Yields on benchmark municipal debt maturing in 10 years touched record lows this week, signaling that the bonds remain a strong asset, according to Natalie Cohen, head of municipal research at Wells Fargo & Co. (WFC)
“We have 90,000 governments, and there are four or five examples of trouble,” said Cohen during a radio interview on “Bloomberg Surveillance” with Tom Keene and Sara Eisen. Cohen called 2012 “the year of local difficulty.”
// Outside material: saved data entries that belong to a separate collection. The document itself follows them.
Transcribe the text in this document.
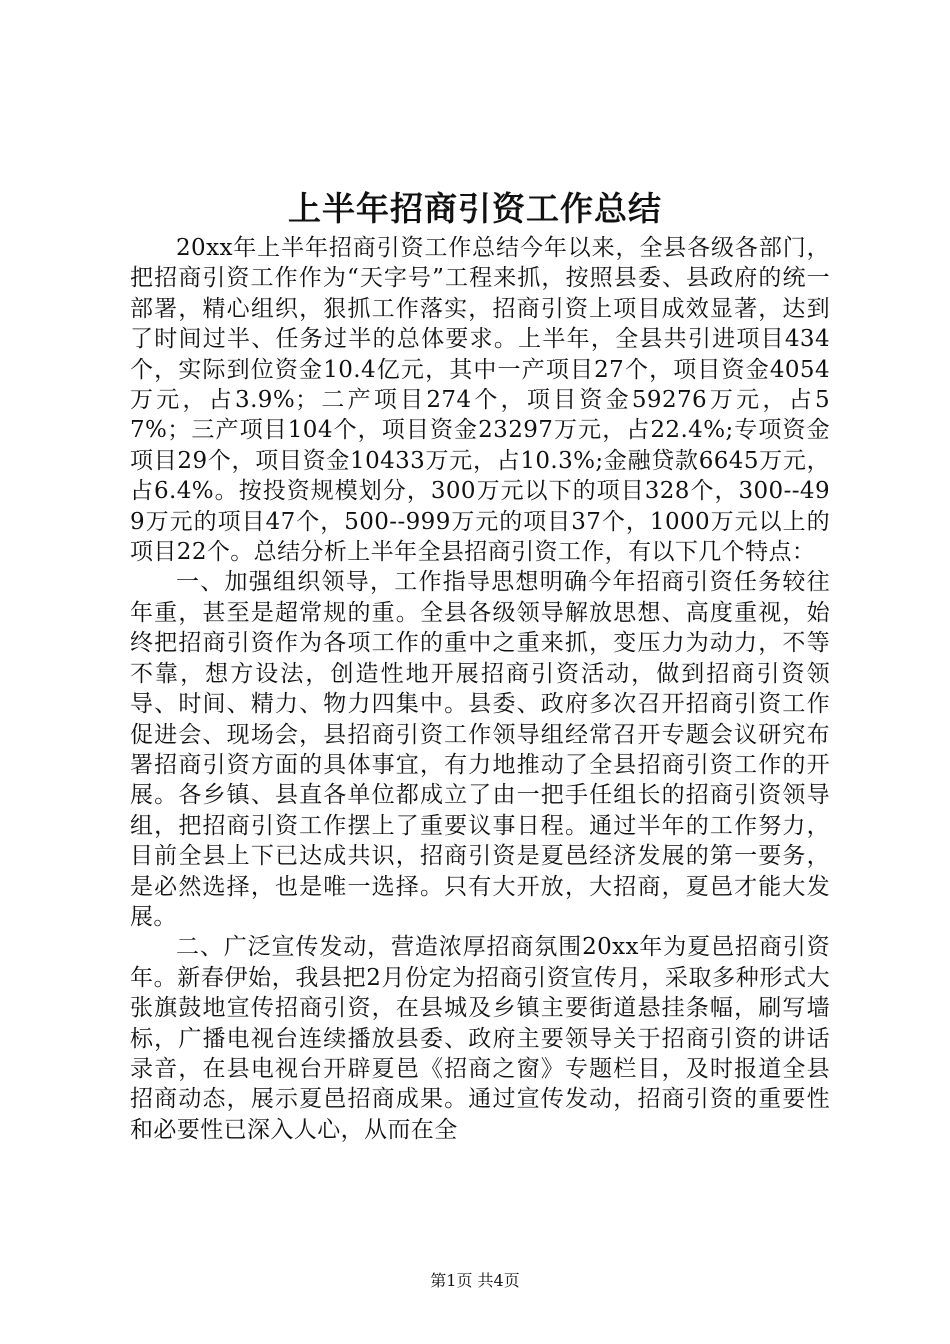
上半年招商引资工作总结

20xx年上半年招商引资工作总结今年以来，全县各级各部门，把招商引资工作作为“天字号”工程来抓，按照县委、县政府的统一部署，精心组织，狠抓工作落实，招商引资上项目成效显著，达到了时间过半、任务过半的总体要求。上半年，全县共引进项目434个，实际到位资金10.4亿元，其中一产项目27个，项目资金4054万元，占3.9%；二产项目274个，项目资金59276万元，占57%；三产项目104个，项目资金23297万元，占22.4%;专项资金项目29个，项目资金10433万元，占10.3%;金融贷款6645万元，占6.4%。按投资规模划分，300万元以下的项目328个，300--499万元的项目47个，500--999万元的项目37个，1000万元以上的项目22个。总结分析上半年全县招商引资工作，有以下几个特点：

一、加强组织领导，工作指导思想明确今年招商引资任务较往年重，甚至是超常规的重。全县各级领导解放思想、高度重视，始终把招商引资作为各项工作的重中之重来抓，变压力为动力，不等不靠，想方设法，创造性地开展招商引资活动，做到招商引资领导、时间、精力、物力四集中。县委、政府多次召开招商引资工作促进会、现场会，县招商引资工作领导组经常召开专题会议研究布署招商引资方面的具体事宜，有力地推动了全县招商引资工作的开展。各乡镇、县直各单位都成立了由一把手任组长的招商引资领导组，把招商引资工作摆上了重要议事日程。通过半年的工作努力，目前全县上下已达成共识，招商引资是夏邑经济发展的第一要务，是必然选择，也是唯一选择。只有大开放，大招商，夏邑才能大发展。

二、广泛宣传发动，营造浓厚招商氛围20xx年为夏邑招商引资年。新春伊始，我县把2月份定为招商引资宣传月，采取多种形式大张旗鼓地宣传招商引资，在县城及乡镇主要街道悬挂条幅，刷写墙标，广播电视台连续播放县委、政府主要领导关于招商引资的讲话录音，在县电视台开辟夏邑《招商之窗》专题栏目，及时报道全县招商动态，展示夏邑招商成果。通过宣传发动，招商引资的重要性和必要性已深入人心，从而在全

第1页 共4页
On July 10, the City Council of San Bernardino, California, voted to file for bankruptcy protection, joining Stockton and Mammoth Lakes. Jefferson County in Alabama has also filed for bankruptcy and Harrisburg, Pennsylvania, is in state receivership. In April, Detroit barely escaped that fate in the face of a deficit and $12 billion of long-term debt.
Still, municipal issuers have taken advantage of yields close to the lowest since the 1960s by refinancing debt at lower rates. About 64 percent of this year’s municipal-bond sales has been so-called refundings, the most since 1993, according to Charlotte, North Carolina-based Bank of America Corp.
Top-grade munis due in 10 years yielded 1.73 percent at 11:13 am in New York, the least on record since a Bloomberg Valuation index began in January 2009. Benchmark 10-year Treasury yields touched 1.49 percent.
Local governments saw a decrease in property-tax collections for the first three months of 2012 following two growth quarters, according to a report from the Nelson A. Rockefeller Institute of Government in Albany, New York.
The decline could signify a “serious fiscal crunch,” according to Lucy Dadayan, a senior policy analyst at the institute who co-wrote the report.
Cohen said that for local governments, “bankruptcy doesn’t always mean a default.” When municipalities are in trouble, she said, “you can’t take a city apart and sell off the assets like you can with a corporation.”